Ketentuan verifikasi Partai Politik (Parpol) peserta Pemilu 2019 hingga saat ini masih menuai pro dan kontra. Pasalnya, verifikasi hanya diwajibkan untuk parpol baru saja. Namun tidak bagi parpol yang telah mengikuti Pemilu pada 2014 lalu. Selain itu, parpol lama hanya diwajibkan untuk registrasi atau mendaftar di KPU.
Aturan ini jelas bertentangan dengan Undang-undang Pemilu yang telah ditetapkan oleh Mahkamah Konstitusi. Untuk mengikuti Pemilu 2019, Pasal 167 ayat (4) huruf c telah mengamanatkan, bahwa tahapan pendaftaran dan verifikasi parpol merupakan satu kesatuan yang saling bertautan dan tidak terpisahkan dalam tahapan penyelenggaraan pemilu. Artinya, semua parpol, baik senior maupun yang unyu-unyu, wajib mengikuti kedua tahapan tersebut, yakni pendaftaran dan verifikasi faktual.
Mahkamah Konstitusi memutuskan aturan pemilu tersebut bukanlah tanpa alasan. Yang dijadikan landasan oleh MK tak lain adalah menjunjung tinggi prinsip keadilan. Satu aturan untuk semua parpol. Sama rata dan sama rasa.
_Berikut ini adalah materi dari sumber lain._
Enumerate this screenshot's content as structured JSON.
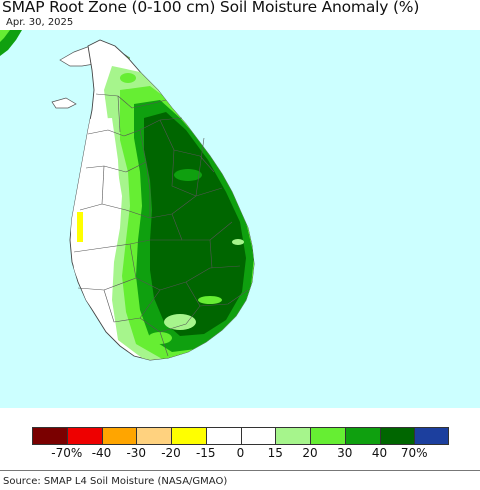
{
  "title": "SMAP Root Zone (0-100 cm) Soil Moisture Anomaly (%)",
  "date": "Apr. 30, 2025",
  "source": "Source: SMAP L4 Soil Moisture (NASA/GMAO)",
  "colors": {
    "ocean": "#ccffff",
    "land_normal": "#ffffff",
    "boundary": "#555555"
  },
  "legend": {
    "colors": [
      "#7a0000",
      "#ee0000",
      "#ffa500",
      "#ffd27f",
      "#ffff00",
      "#ffffff",
      "#ffffff",
      "#a6f58c",
      "#66ee33",
      "#0fa00f",
      "#006600",
      "#1c3f9e"
    ],
    "ticks": [
      "-70%",
      "-40",
      "-30",
      "-20",
      "-15",
      "0",
      "15",
      "20",
      "30",
      "40",
      "70%"
    ]
  }
}
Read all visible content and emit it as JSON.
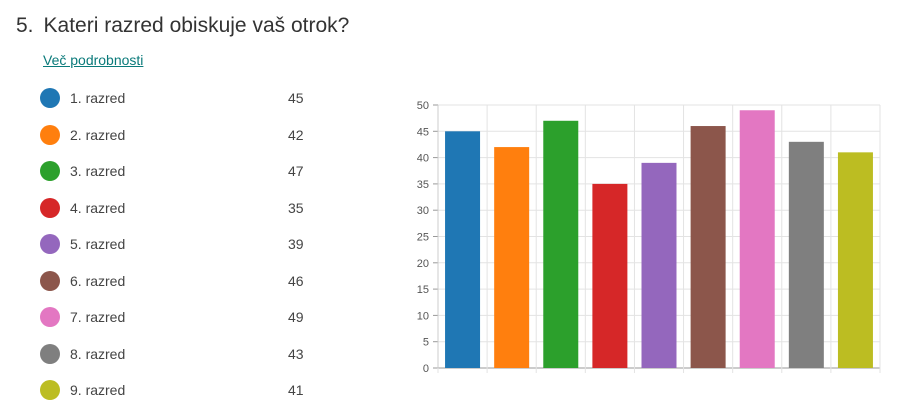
{
  "question": {
    "number": "5.",
    "text": "Kateri razred obiskuje vaš otrok?",
    "details_link": "Več podrobnosti"
  },
  "chart_data": {
    "type": "bar",
    "categories": [
      "1. razred",
      "2. razred",
      "3. razred",
      "4. razred",
      "5. razred",
      "6. razred",
      "7. razred",
      "8. razred",
      "9. razred"
    ],
    "values": [
      45,
      42,
      47,
      35,
      39,
      46,
      49,
      43,
      41
    ],
    "colors": [
      "#1f77b4",
      "#ff7f0e",
      "#2ca02c",
      "#d62728",
      "#9467bd",
      "#8c564b",
      "#e377c2",
      "#7f7f7f",
      "#bcbd22"
    ],
    "ylim": [
      0,
      50
    ],
    "yticks": [
      0,
      5,
      10,
      15,
      20,
      25,
      30,
      35,
      40,
      45,
      50
    ],
    "grid": true,
    "legend": "left"
  }
}
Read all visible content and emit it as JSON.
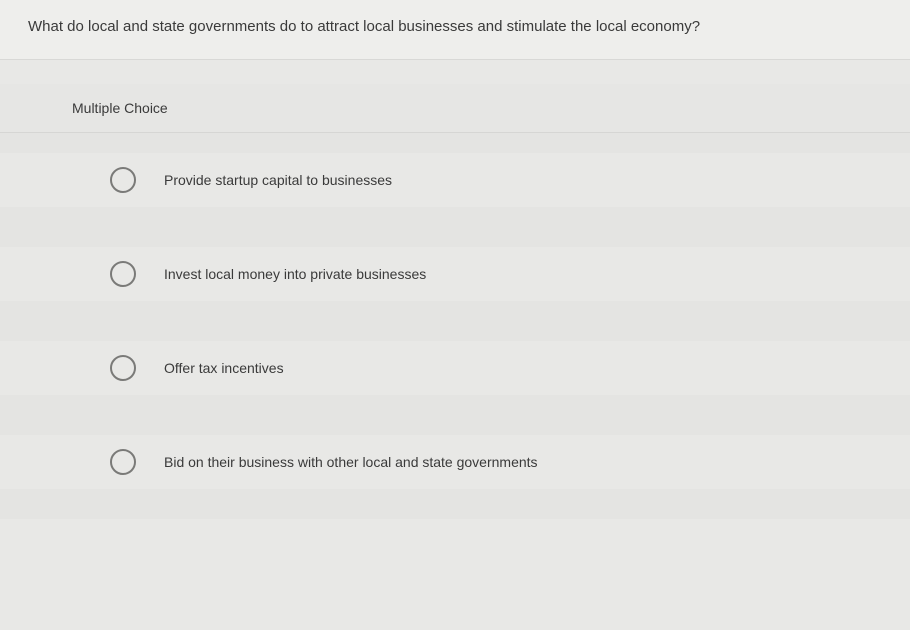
{
  "question": {
    "text": "What do local and state governments do to attract local businesses and stimulate the local economy?"
  },
  "section": {
    "label": "Multiple Choice"
  },
  "options": [
    {
      "label": "Provide startup capital to businesses"
    },
    {
      "label": "Invest local money into private businesses"
    },
    {
      "label": "Offer tax incentives"
    },
    {
      "label": "Bid on their business with other local and state governments"
    }
  ],
  "styling": {
    "background_color": "#e8e8e6",
    "text_color": "#3a3a3a",
    "radio_border_color": "#7a7a78",
    "font_family": "Arial",
    "question_fontsize": 15,
    "option_fontsize": 14,
    "radio_diameter": 26
  }
}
Akan tetapi, KPU, Kemendagri, dan Pansus RUU Pemilu terlihat begitu kekeuh dan ngotot memberlakukan aturan yang jelas-jelas bertentangan dengan konstitusi. Dengan dalih agar hemat anggaran, mereka hanya mewajibkan verifikasi faktual untuk partai baru saja. Parpol lama hanya cukup registrasi.
Padahal, fenomena di lapangan sangatlah berbeda, jelas dan tampak di depan mata. Banyak parpol-parpol lama di berbagai daerah yang bisa dikatakan, dalam istilah Arab wujuudihi ka 'adamihi  (adanya sama dengan tidak adanya). Parpol senior tersebut seolah ada, padahal nyatanya tidak ada. Mulai dari politisinya yang lompat parpol sana-parpol sini, sekretariat tidak jelas, hingga fenomena anggotanya yang sama sekali tidak tahu entah kemana.
Fakta dan realitas di lapangan semacam ini tentu tak boleh disepelekan oleh KPU. KPU harus melakukan verifikasi terhadap Parpol lama. Sehingga nantinya semua akan tahu, parpol mana yang benar-benar besar, yang benar-benar aktif, dan parpol mana yang kerjaannya hanya menancapkan ratusan bahkan ribuan bendera, tapi tidak ada massanya.
Realitas ini bukan sekedar wacana, tapi dapat diperkuat dan dibuktikan dengan berbagai survei yang belakangan banyak dilakukan oleh lembaga survei.
Tanggal 3-10 September lembaga survei Saiful Mujani Research and Consulting (SMRC) menggelar survei ke 1.220 responden. Hasilnya? Sungguh amat mengejutkan. Ada salah satu partai politik baru yang elektabilitasnya mengalahkan parpol lama.
Tak hanya SMRC, seminggu setelahnya, lembaga survei Indikator Politik Indonesia juga melakukan survei yang digelar mulai dari tanggal 17-24 September. Lagi-lagi hasilnya sunggh amat mengejutkan. Elektabilitas partai yang baru seumur jagung besutan Hary Tanoe, mampu mengalahkan PAN, Nasdem dan Hanura.
Survei-survei di atas menjadi bukti nyata bahwa parpol lama, semakin hari semakin mengalami degradasi. Jika parpol-parpol tersebut hanya diwajibkan registrasi tapi tidak diverifikasi, maka jelas ketentuan ini sangatlah diskriminatif. Mereka hanya diwajibkan mendaftar, seletelah mendaftar, mereka tidak ikut ujian. Lalu, jika demikian, buat apa mereka mendaftar? Berani registrasi tapi kok takut diverifikasi.